L'UNICEF lance un appel en faveur de l'Éthiopie

Addis-Abeba - La sécheresse en Éthiopie risque de s'aggraver et, à moins d'une aide urgente, de dégénérer en une crise semblable à celle de 1984, qui avait fait un million de morts, mais le pays n'est pas pour l'instant à proprement parler frappé par la famine, a déclaré hier le Fonds des Nations unies pour l'enfance.

«Si des mesures d'urgence ne sont pas prises, la sécheresse en Éthiopie pourrait déboucher sur une crise égale à celle de 1984-85», a déclaré lors d'une conférence de presse Carol Bellamy, directrice générale de l'UNICEF.

À l'issue d'une tournée dans la région des Afars, au nord-est d'Addis-Abeba, elle a invité le gouvernement éthiopien à prendre la tête des efforts pour sauver la population et à procéder avec moins de bureaucratie à la distribution de l'aide alimentaire. Il a rapporté que, dans une région majoritairement pastorale, elle avait vu nombre d'animaux morts et que les canaux d'irrigation étaient totalement secs.

«Le gouvernement doit prendre la tête des efforts pour tenter d'améliorer la situation en creusant des puits, en diversifiant les cultures et en créant un système sanitaire», a estimé Bellamy. «Le gouvernement doit être moins bureaucratique et agir plus vite — mais la communauté des donateurs doit aussi être ouverte à un processus d'assistance.»
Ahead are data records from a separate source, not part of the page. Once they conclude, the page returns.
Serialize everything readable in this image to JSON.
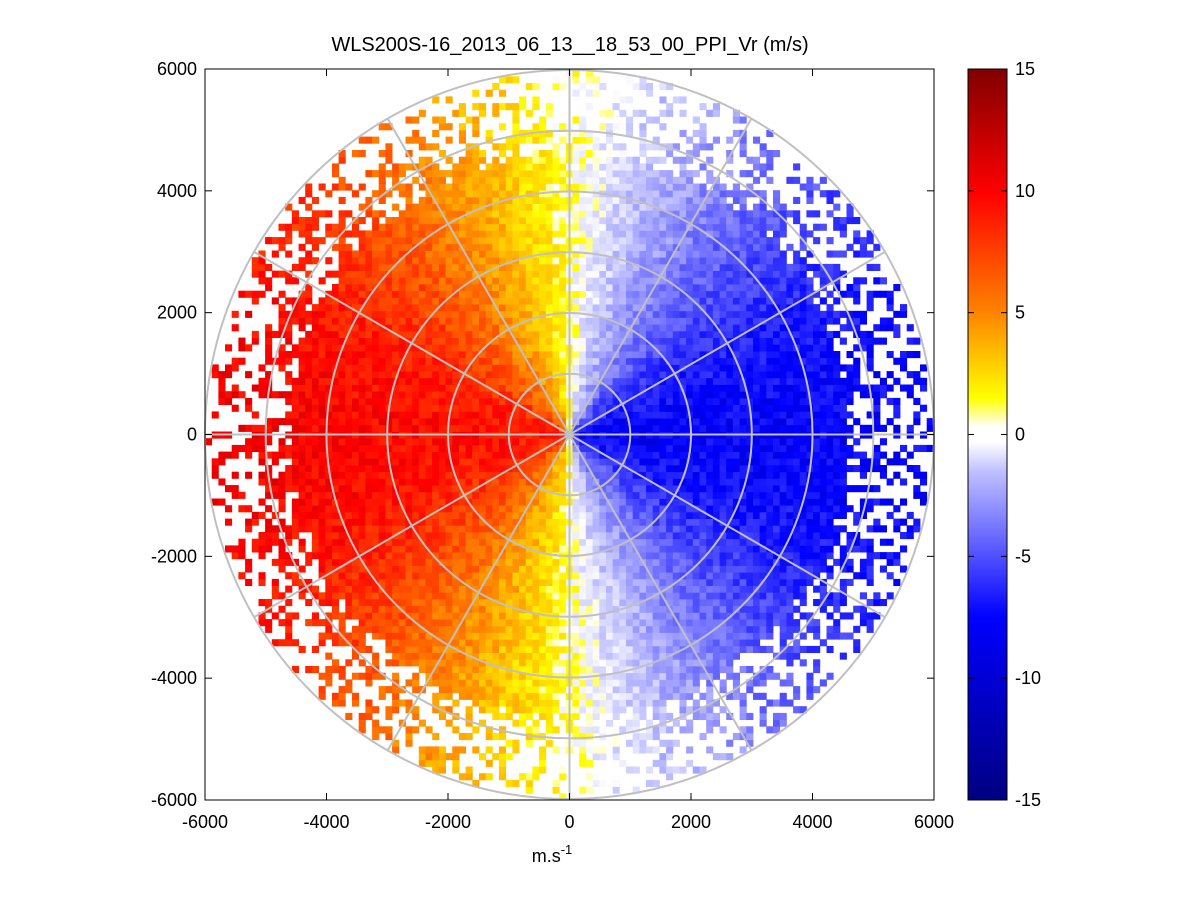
{
  "chart_data": {
    "type": "heatmap",
    "subtype": "polar-ppi-scan",
    "title": "WLS200S-16_2013_06_13__18_53_00_PPI_Vr (m/s)",
    "xlabel": "m.s",
    "xlabel_superscript": "-1",
    "ylabel": "",
    "xlim": [
      -6000,
      6000
    ],
    "ylim": [
      -6000,
      6000
    ],
    "x_ticks": [
      "-6000",
      "-4000",
      "-2000",
      "0",
      "2000",
      "4000",
      "6000"
    ],
    "y_ticks": [
      "6000",
      "4000",
      "2000",
      "0",
      "-2000",
      "-4000",
      "-6000"
    ],
    "x_tick_values": [
      -6000,
      -4000,
      -2000,
      0,
      2000,
      4000,
      6000
    ],
    "y_tick_values": [
      6000,
      4000,
      2000,
      0,
      -2000,
      -4000,
      -6000
    ],
    "range_rings": [
      1000,
      2000,
      3000,
      4000,
      5000,
      6000
    ],
    "max_range": 6000,
    "spoke_angles_deg": [
      0,
      30,
      60,
      90,
      120,
      150,
      180,
      210,
      240,
      270,
      300,
      330
    ],
    "colorbar": {
      "ticks": [
        "15",
        "10",
        "5",
        "0",
        "-5",
        "-10",
        "-15"
      ],
      "tick_values": [
        15,
        10,
        5,
        0,
        -5,
        -10,
        -15
      ],
      "range": [
        -15,
        15
      ]
    },
    "field_summary": {
      "description_values": "radial velocity field; west half positive (toward ~+9 m/s), east half negative (toward ~-10 m/s), near 0 along north-south line",
      "west_max": 9,
      "east_min": -10
    }
  },
  "colors": {
    "ring": "#c0c0c0",
    "axes": "#000000",
    "background": "#ffffff"
  }
}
L'Éthiopie reproche au monde extérieur de ne pas lui fournir une aide alimentaire d'urgence suffisante. Des mouvements humanitaires estiment que 14 millions de personnes risquent de souffrir de pénuries alimentaires graves en raison de l'absence de pluies cette année en Éthiopie. L'Érythrée voisine a demandé de l'aide pour ses 1,4 million d'habitants menacés de famine, sur une population totale de 3,3 millions de personnes.

Bellamy a regretté que la réaction à de telles situations n'intervienne souvent que lorsqu'il commence à y avoir mort d'homme. «Lorsque les gens commencent à mourir, cela veut dire que l'on est arrivé à un niveau critique qui aurait dû être prévenu. J'espère que cette fois la communauté des donateurs répondra sans délai pour éviter que la crise éclate», a-t-elle dit. Refusant de voir dans le sida un facteur jouant un rôle important dans la pénurie alimentaire, la directrice générale de l'UNICEF a néanmoins estimé que la pandémie avait pu affecter l'agriculture éthiopienne. La guerre de 1998-2000 entre l'Éthiopie et l'Érythrée a aussi aggravé les choses, a-t-elle ajouté.